Diageo, the FTSE-100 drinks giant behind Smirnoff and Guinness, has kicked off an auction of US-focused spirits brands including Goldschlager, a cinnamon schnapps it has owned for more than 20 years.
Sky News has learnt that Diageo, which is pursuing a strategy to focus on premium labels, began holding talks with potential buyers of the portfolio in recent weeks.
The brands earmarked for disposal include Myer’s Rum, which launched in the US in 1934; Popov, a vodka label; and Romana, a Sambuca brand.
Centerview Partners, an investment bank which specialises in consumer goods deals, is handling the sale process, according to a person close to Diageo.
Insiders said on Thursday that the divestments related to brands which were non-core to Diageo, and that they were likely to command an overall price-tag of between $500m and $1bn.
Private equity firms have commenced work on prospective bids for the portfolio, which Diageo is keen to sell in a single transaction, said one.
The sale process is expected to last for several months.
A City analyst said news of the auction indicated that Diageo was being disciplined about its global portfolio of more than 200 beer and spirits brands.
“The company has set out a focus on global, premium-and-above brands and price segments, and this appears to fit in with that,” he said.
Diageo declined to comment on the details of the sell-off.
A spokesman for the company said: “We regularly review our portfolio to ensure we are maximising shareholder value.”
With a market capitalisation of close to £67bn, Diageo is one of the world’s largest alcoholic drinks producers.
Ivan Menezes, its chief executive since 2013, has intensified its attention on key global brands such as Johnnie Walker, the whisky, its ‘ultra-premium’ vodka Ciroc, Tanqueray gin and its Baileys cream liqueur.
Mr Menezes had been under some pressure from investors during a period of faltering sales, but has been boosted by evidence that his strategy is paying off for Diageo.

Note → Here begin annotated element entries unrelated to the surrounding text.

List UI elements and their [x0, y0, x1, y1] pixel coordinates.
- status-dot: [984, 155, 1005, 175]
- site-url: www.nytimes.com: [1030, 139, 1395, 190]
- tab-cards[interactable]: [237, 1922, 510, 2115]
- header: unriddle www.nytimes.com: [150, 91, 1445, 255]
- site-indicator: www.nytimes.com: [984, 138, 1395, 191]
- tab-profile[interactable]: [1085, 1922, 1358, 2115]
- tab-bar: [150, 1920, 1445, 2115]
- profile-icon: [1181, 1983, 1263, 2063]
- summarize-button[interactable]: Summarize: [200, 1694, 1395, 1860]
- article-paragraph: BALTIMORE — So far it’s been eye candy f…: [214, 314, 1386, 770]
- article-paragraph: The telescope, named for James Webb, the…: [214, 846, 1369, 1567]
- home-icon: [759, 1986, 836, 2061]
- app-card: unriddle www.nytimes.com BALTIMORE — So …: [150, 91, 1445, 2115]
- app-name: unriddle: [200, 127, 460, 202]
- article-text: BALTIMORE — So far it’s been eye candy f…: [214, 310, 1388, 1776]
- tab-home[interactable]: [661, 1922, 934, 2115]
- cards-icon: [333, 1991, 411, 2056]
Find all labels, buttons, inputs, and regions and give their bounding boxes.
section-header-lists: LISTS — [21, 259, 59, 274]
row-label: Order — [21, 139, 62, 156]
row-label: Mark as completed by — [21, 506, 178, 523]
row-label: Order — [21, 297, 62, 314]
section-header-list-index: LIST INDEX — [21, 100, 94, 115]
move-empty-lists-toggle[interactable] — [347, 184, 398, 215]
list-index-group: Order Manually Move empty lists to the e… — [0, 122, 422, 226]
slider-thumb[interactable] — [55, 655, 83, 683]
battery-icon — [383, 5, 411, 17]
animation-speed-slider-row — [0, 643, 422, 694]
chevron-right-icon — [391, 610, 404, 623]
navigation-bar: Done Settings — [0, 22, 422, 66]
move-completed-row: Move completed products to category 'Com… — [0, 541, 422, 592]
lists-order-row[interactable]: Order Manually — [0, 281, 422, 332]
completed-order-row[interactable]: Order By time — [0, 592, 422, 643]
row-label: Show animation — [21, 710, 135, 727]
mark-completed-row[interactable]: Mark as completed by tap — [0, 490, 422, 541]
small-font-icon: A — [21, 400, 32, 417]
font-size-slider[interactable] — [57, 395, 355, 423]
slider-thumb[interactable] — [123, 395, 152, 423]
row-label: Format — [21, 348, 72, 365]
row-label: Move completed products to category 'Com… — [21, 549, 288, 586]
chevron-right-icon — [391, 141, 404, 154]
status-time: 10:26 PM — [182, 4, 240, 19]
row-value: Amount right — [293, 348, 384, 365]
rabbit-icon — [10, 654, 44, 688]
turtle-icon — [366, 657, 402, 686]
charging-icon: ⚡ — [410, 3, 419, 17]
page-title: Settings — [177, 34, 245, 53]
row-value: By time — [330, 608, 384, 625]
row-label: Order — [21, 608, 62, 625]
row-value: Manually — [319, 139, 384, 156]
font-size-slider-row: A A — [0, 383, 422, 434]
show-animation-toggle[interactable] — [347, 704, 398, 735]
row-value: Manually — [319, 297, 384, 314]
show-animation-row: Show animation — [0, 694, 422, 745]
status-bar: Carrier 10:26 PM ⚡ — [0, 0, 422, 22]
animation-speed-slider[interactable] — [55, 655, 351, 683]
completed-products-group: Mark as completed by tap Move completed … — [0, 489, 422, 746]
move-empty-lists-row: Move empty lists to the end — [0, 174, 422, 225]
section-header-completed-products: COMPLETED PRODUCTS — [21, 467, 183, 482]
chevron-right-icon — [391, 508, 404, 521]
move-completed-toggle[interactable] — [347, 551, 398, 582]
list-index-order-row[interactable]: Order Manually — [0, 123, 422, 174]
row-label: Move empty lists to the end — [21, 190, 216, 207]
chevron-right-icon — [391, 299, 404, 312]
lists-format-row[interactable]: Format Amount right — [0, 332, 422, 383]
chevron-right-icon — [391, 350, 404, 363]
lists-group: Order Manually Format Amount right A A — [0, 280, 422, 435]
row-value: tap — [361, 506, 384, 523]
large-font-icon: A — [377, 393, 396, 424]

At its half-year results in January, the company said a 6.1% rise in operating profit to £2.2bn demonstrated “continued positive momentum”.
Diageo is perennially touted as a potential bid target for one of the few spirits groups larger than it by value or a financial investor such as 3G Capital, the owner of Kraft Heinz.
Mr Menezes has sought to streamline the business by selling other assets including Gleneagles, the Scottish hotel and golf resort it offloaded for £200m three years ago.
He then sanctioned the disposal of its wine portfolio a year later to Australia’s Treasury Wine Estates in a £360m deal.
The Diageo chief has also been on the acquisition trail, snapping up Casamigos, a tequila brand co-founded by the American actor George Clooney, for $1bn last year.
One insider suggested that Diageo was likely to confirm the fact that it is exploring a sale of the US spirits brands when it reports full-year results towards the end of July.